Abbiamo imparato a conoscere un volto imbronciato, un’espressione che trasmetteva prudenza e pacatezza. Zero rischi, molta concretezza e la sicurezza di portare a casa il risultato col minimo sforzo. Nel mezzo una terza faccia, per fortuna vista di rado e in un lasso di tempo circoscritto alle sfide contro Paganese e Lupa Castelli: quella della stanchezza, della scarsa determinazione. Cosa sia successo da due settimane a questa parte non è dato saperlo.
La sua creatura ha assunto forme strane, e non sempre la stranezza è sinonimo di qualcosa di spiacevole. Ha tirato fuori gli artigli, ha iniziato a digrignare i denti, ha sfoderato il suo attacco con tre frecce lì davanti, il fiato sul collo degli avversari. In due battaglie ha mandato le sue truppe a segno 6 volte, ha emozionato, ha fatto tremare i suoi sostenitori. Ha incassato il sostegno della sua gente anche dopo aver perso un duello fondamentale. Cosa c’è di più gratificante?

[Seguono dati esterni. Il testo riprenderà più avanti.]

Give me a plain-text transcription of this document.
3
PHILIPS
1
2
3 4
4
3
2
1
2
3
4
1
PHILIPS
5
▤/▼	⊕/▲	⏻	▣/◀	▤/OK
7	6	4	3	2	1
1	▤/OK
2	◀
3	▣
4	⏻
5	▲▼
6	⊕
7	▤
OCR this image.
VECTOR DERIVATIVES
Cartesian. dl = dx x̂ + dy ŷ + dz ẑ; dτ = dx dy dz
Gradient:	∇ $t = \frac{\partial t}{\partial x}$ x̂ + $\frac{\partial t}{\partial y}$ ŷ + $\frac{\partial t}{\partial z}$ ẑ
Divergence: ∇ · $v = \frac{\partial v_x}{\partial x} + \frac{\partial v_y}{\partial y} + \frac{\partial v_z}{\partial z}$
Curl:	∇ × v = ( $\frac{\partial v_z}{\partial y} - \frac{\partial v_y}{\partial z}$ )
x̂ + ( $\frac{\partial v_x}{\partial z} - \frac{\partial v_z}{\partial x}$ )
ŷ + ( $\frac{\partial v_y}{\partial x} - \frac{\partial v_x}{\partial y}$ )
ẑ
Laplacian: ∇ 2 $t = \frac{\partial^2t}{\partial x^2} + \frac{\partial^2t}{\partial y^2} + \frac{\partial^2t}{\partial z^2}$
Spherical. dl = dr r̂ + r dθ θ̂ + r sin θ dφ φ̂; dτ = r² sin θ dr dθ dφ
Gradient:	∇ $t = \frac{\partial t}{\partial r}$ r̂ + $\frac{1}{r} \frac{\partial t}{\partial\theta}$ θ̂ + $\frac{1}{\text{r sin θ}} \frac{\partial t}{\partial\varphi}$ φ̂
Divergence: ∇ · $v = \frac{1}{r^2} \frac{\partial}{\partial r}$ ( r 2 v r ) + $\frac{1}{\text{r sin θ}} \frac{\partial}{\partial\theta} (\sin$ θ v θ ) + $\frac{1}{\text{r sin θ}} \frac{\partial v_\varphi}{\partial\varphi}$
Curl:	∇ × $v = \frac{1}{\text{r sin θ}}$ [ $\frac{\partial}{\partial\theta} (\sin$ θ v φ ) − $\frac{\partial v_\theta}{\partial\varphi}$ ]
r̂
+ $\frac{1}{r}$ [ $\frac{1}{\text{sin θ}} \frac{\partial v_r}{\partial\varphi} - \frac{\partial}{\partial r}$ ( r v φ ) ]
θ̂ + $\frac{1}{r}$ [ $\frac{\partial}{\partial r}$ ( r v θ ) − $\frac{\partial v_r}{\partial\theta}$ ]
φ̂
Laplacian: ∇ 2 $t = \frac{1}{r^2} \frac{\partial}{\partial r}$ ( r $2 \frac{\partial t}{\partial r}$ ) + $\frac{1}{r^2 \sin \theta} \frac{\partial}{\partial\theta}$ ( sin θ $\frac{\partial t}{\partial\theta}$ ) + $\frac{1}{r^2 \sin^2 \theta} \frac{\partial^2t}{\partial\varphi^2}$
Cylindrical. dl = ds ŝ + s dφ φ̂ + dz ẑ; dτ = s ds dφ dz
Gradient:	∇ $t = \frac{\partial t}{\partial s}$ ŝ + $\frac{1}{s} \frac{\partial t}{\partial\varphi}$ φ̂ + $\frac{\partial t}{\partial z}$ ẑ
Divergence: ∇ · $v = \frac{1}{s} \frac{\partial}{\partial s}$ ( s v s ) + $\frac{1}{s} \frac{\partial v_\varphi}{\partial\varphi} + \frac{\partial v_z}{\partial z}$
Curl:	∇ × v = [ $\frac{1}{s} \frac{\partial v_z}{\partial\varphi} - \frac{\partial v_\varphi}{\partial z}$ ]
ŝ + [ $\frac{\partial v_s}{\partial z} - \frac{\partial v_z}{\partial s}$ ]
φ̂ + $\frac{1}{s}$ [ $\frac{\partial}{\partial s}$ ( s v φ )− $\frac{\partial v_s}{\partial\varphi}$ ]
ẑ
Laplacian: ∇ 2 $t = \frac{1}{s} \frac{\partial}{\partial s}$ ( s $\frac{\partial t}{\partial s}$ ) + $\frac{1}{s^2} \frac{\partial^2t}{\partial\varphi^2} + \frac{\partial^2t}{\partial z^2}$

I cattivi non possono prescindere dal sostegno dei loro fedelissimi. Sono destinati a perdere, così succede sempre nei film. Tutto quello a cui aspirano è una sconfitta onorevole. Si avvicinano i titoli di coda, il “the end” del film di questo campionato. Two Faces Roselli ha forse capito che è tempo di sfoderare le sue armi più pericolose per far fronte alle insidie dei suoi avversari.
È tempo della battaglia finale. Per una volta si spera che siano i cattivi a spuntarla!